Sweet mother of North Face, he's solid. Like, unreasonably solid. My arms barely make it around him, and through his jacket I can feel muscle that definitely didn't come from just skating. He smells like pine and something clean and male that makes my brain static.
The engine roars to life and we're moving, trees blurring past while I try to focus on not falling off and not on how every bump presses me closer against his back. He's muttering something I can't quite hear over the engine—probably about city girls and their inability to read basic trail markers.
"I can hear you judging me!" I shout near his ear.
He turns his head slightly. "Good!"
But I feel more than hear the rumble of what might be laughter in his chest, and somehow that's worse than judgment. That's him being entertained by my disaster capabilities, and I absolutely don't want to know why that makes my stomach flip.
The trees open up to reveal the parking area where my rental sits alone, its passenger-side mirror still missing thanks to Morris's day-one snack break.
He pulls up beside it, kills the engine, and waits while I ungracefully dismount, nearly falling when my legs refuse to remember how standing works.
His hand shoots out to steady me, gripping my elbow. "You good?"
"Perfect. Great. Living my best life." I fumble for my keys, dropping them twice before managing to unlock the car. "Thanks for the... rescue. Again."
"Maybe stick to locations with cell service."
"Maybe invest in better trail markers."
That almost-smile appears again, there and gone before I can properly document it. "Follow me back. Try not to discover any more ways to get lost between here and the cabins."
He waits until I start my car, then leads the way back on his snowmobile, checking his mirror periodically like he expects me to somehow take a wrong turn on a straight road.
When we reach our cabins, he parks and turns back to me before I can escape inside. "The waterfall's frozen this time of year anyway. Not much to see."
"Now you tell me."
"Would've told you earlier if you'd asked instead of trusting GPS in Alaska." He's already walking to his door, but calls back, "There's a map in Dotty's shop. The paper kind. Technology-resistant."
My door closes on his potential smirk, and I lean against it, still feeling the phantom pressure of his back against my chest.
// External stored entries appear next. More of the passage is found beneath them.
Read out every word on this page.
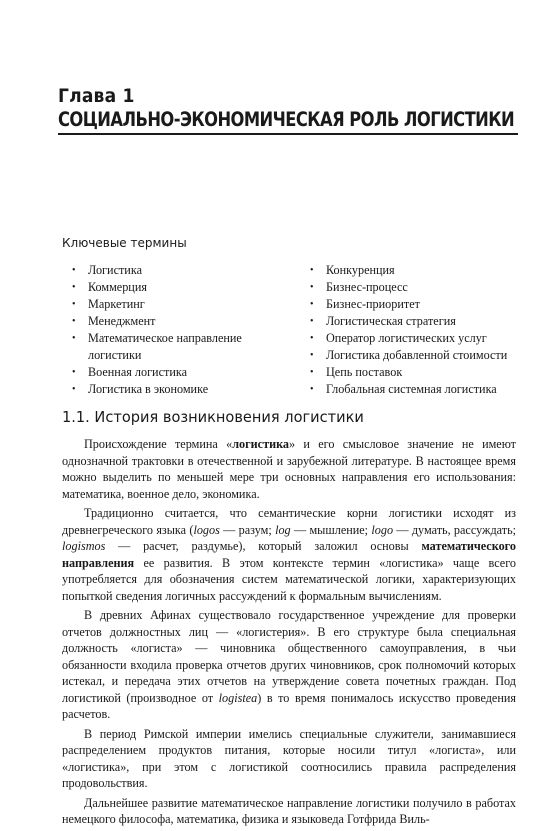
Глава 1
СОЦИАЛЬНО-ЭКОНОМИЧЕСКАЯ РОЛЬ ЛОГИСТИКИ
Ключевые термины
• Логистика
• Коммерция
• Маркетинг
• Менеджмент
• Математическое направление логистики
• Военная логистика
• Логистика в экономике
• Конкуренция
• Бизнес-процесс
• Бизнес-приоритет
• Логистическая стратегия
• Оператор логистических услуг
• Логистика добавленной стоимости
• Цепь поставок
• Глобальная системная логистика
1.1. История возникновения логистики

Происхождение термина «логистика» и его смысловое значение не имеют однозначной трактовки в отечественной и зарубежной литературе. В настоящее время можно выделить по меньшей мере три основных направления его использования: математика, военное дело, экономика.

Традиционно считается, что семантические корни логистики исходят из древнегреческого языка (logos — разум; log — мышление; logo — думать, рассуждать; logismos — расчет, раздумье), который заложил основы математического направления ее развития. В этом контексте термин «логистика» чаще всего употребляется для обозначения систем математической логики, характеризующих попыткой сведения логичных рассуждений к формальным вычислениям.

В древних Афинах существовало государственное учреждение для проверки отчетов должностных лиц — «логистерия». В его структуре была специальная должность «логиста» — чиновника общественного самоуправления, в чьи обязанности входила проверка отчетов других чиновников, срок полномочий которых истекал, и передача этих отчетов на утверждение совета почетных граждан. Под логистикой (производное от logistea) в то время понималось искусство проведения расчетов.

В период Римской империи имелись специальные служители, занимавшиеся распределением продуктов питания, которые носили титул «логиста», или «логистика», при этом с логистикой соотносились правила распределения продовольствия.

Дальнейшее развитие математическое направление логистики получило в работах немецкого философа, математика, физика и языковеда Готфрида Виль-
I plug my dead phone into the charger and wait for it to come back to life. When it finally boots up, tons of messages from Dotty appear, along with one from an unknown number.
Unknown: Next time you want to find the waterfall, just ask. -Jax (got your number from Dotty, don't be mad)
I pull up my footage from today, scrolling through coffee shop warmth and hockey player chaos and Dotty's knowing smiles. But my mind keeps circling back to solid warmth and the rumble of maybe-laughter, to someone who keeps rescuing me while complaining about it.
I open a new post, staring at the blank caption space. Usually words flow like water, but tonight I can't seem to find the right ones for almost getting lost forever but being found by someone who smells like pine and sounds like safety, even when he's annoyed.
Finally, I type: "Day 3 in Ashwood Falls: Got lost finding a frozen waterfall, but discovered something better—the kind of community where people notice when you've been gone too long. Also, their coffee could make angels weep. 10/10 would get lost again."
I don't mention the rescue. Somehow, that feels like his story to tell or not tell.
Through my window, I can see smoke rising from his chimney, steady and sure in the darkening sky. Tomorrow I'll get that paper map. Tomorrow I'll figure out how to exist here without needing constant rescue.
Tonight, I archive the coffee shop footage of Jax gushing about Ryder to a private folder. Some stories feel too personal to share.
Through my window, his cabin glows warm against the darkness, and I'm the neighbor who can't even read a trail map.